Hamilton ha proseguito: "Il mio modo di relazionarmi con gli altri è cambiato, mi tengo a distanza da tutti e trattengo il respiro quando le persone mi sono intorno. Vivo con una paura costante del virus, la prima metà di stagione è stata una delle esperienze più dure che abbia mai affrontato. Finalmente mi sento meglio, ma ho dovuto lottare molto  concentrandomi sul programma di recupero e sull'allenamento, ho usato tecniche di respirazione e corso quasi ogni giorno. Grazie a un allenamento più intenso, non ho più avuto problemi nelle gare più calde dopo la pausa estiva”.
 
“Alle persone accanto a me non importa se perdessero un giorno di lavoro, ma per noi piloti sarebbe decisivo. Vedo altri atleti che appaiono molto rilassati, e sembrano non aver particolari problemi se capitasse loro qualcosa. Per me è tutto molto strano. Bisogna sempre tenere a mente ciò che sta succedendo. Fortunatamente la maggior parte degli incontri sono via Zoom e a casa vivo da solo”.


 
La battaglia Mondiale con Verstappen
"Io devo essere quello intelligente..."

Lewis ha poi parlato del duello con Max Verstappen: “Quello con Max è speciale. In carriera ho già combattuto contro dei campioni del mondo e tutti i duelli sono stati unici a modo loro. La Mercedes W12 è difficile da configurare, Toto Wolff chiamava la nostra macchina una ‘diva’. Ora la nostra auto è una ‘diva mostruosa’. In Brasile finalmente, la macchina era esattamente dove volevo che fosse e questo punto lo abbiamo raggiunto solo una o due volte quest’anno”.
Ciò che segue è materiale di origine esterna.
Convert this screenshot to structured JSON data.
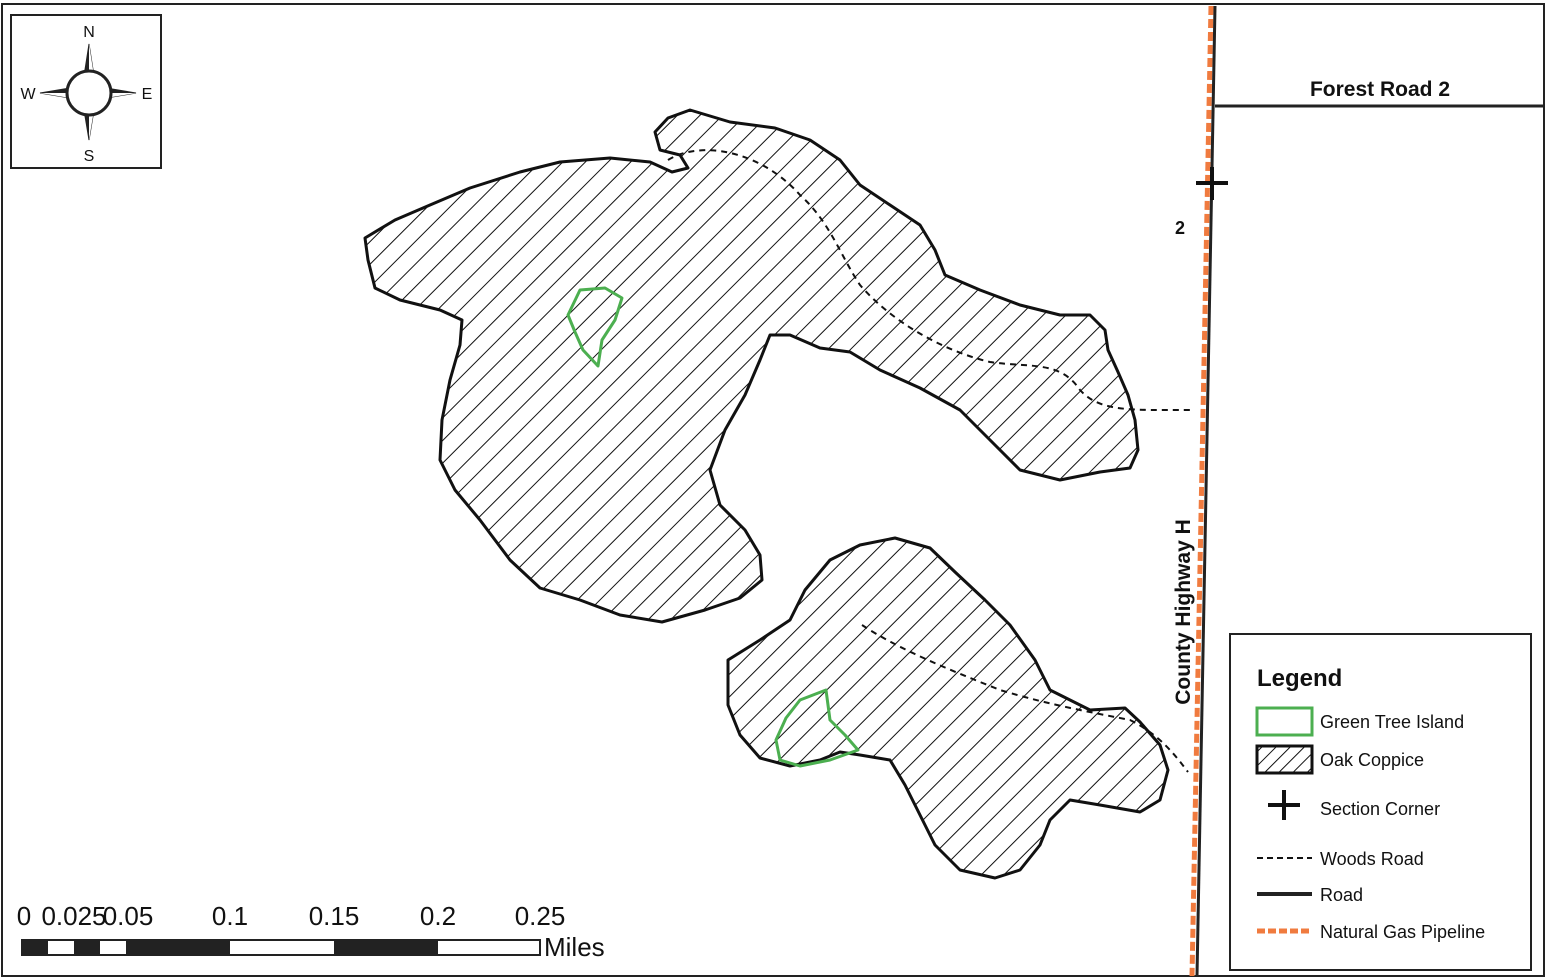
{
  "compass": {
    "north": "N",
    "south": "S",
    "east": "E",
    "west": "W"
  },
  "roads": {
    "forest_road": "Forest Road 2",
    "county_highway": "County Highway H"
  },
  "section_number": "2",
  "legend": {
    "title": "Legend",
    "items": [
      {
        "label": "Green Tree Island",
        "symbol": "green-outline",
        "color": "#4caf50"
      },
      {
        "label": "Oak Coppice",
        "symbol": "hatched-fill",
        "color": "#111111"
      },
      {
        "label": "Section Corner",
        "symbol": "cross"
      },
      {
        "label": "Woods Road",
        "symbol": "dashed-line"
      },
      {
        "label": "Road",
        "symbol": "solid-line"
      },
      {
        "label": "Natural Gas Pipeline",
        "symbol": "orange-dashed-line",
        "color": "#f07b3f"
      }
    ]
  },
  "scale_bar": {
    "ticks": [
      "0",
      "0.025",
      "0.05",
      "0.1",
      "0.15",
      "0.2",
      "0.25"
    ],
    "unit": "Miles"
  },
  "colors": {
    "green_tree_island": "#4caf50",
    "pipeline": "#f07b3f",
    "ink": "#111111"
  }
}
Si è tanto parlato della manovra del suo rivale a San Paolo: “Se mi fossi comportato come Max, rimanendo sul gas, come sarebbe andata a finire? Non mi sento grande o troppo bravo per evitare una rissa, devo essere quello intelligente. A volte si può perdere punti, ma ho 2mila dipendenti dietro di me. Danneggiare l’auto potrebbe costare a tutta la squadra il bonus nei pagamenti di fine anno. E poi ci sarebbe da riparare l'auto danneggiata”.
 
Hamilton ha poi speso ottime parole sul suo futuro compagno di squadra George Russell: “È super talentuoso e c'è già molto rispetto reciproco. Sarà sicuramente veloce e vorrà vincere. Come mio compagno di team, vorrei fosse il prossimo britannico a vincere il Mondiale quando io non sarò più competitivo. Spero che il nostro rapporto in squadra sia positivo, da quando passeremo il tempo con gli ingegneri, fino alla visione dei dati o di come si guida in pista".